Hayyei Sarah By :  Amichai Lau-Lavie JTS Alum (Rabbinical School) Posted On Nov 6, 2015 / 5776 | דבר אחר | A Different Perspective

Worn Torn / Shiva Shirts Collection (2015)
Ready-Made

“Abraham mourned and wept for Sarah.” (Gen. 23)

Did he rip his clothes? And what did Isaac do when hearing that his mother died?

I think of him this year as the verse in “the Life of Sarah” leaps again beyond the Speaking Scroll, an annual review of loss and mourning. Just about a year ago my father died.
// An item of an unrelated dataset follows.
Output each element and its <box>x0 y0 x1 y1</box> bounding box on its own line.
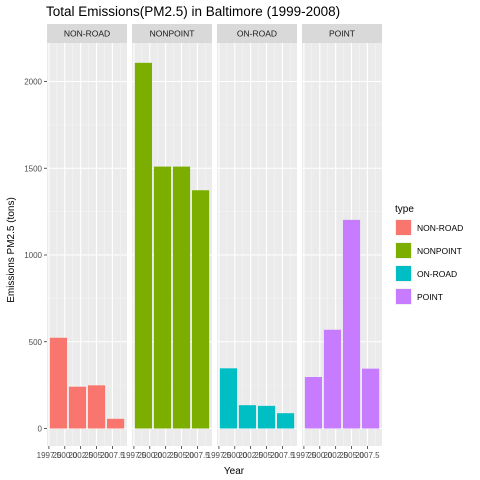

In the moments following the news, alone in a hotel, far away from anyone and anywhere, my first instinct was to tear my shirt, observing “keri’a.” But I waited, holding on until the funeral, standing there with family, where one at a time we tore and muttered blessings, symbolizing our loss through the fabric of our lives.

Later I would take my shivah shirt, torn and useless, and turn it into art, a genizah of sorts, inviting others to share their torn shirts as well, as a memoir, an exhibition of sacred remains. “Worn Torn / Shiva Shirts Collection” has been hanging in JTS for months now, seemingly just some stray shirts hanging on a rope, until the curious viewer comes closer, and sees, and for a moment, hears the sound of tearing, feeling the muteness of mourning, the silence of Isaac, not mentioned in the Torah, whose muffled scream ripped the world from one end to another on the day his mother died.

But Abraham remarried. And Isaac, too, by the end of this portion, brings a bride into his mother’s empty tent and finds there comfort and love. The year of mourning is about to end, the shirts will likely hang there still, a scar remains, though the painis no longer so acute.

Each year Sarah dies, and every year we mourn with Abraham and Isaac and add on all our sorrows, and every time we rise again, a tale retold, a shirt re-torn, as we  resume our pace and turn, again, to life.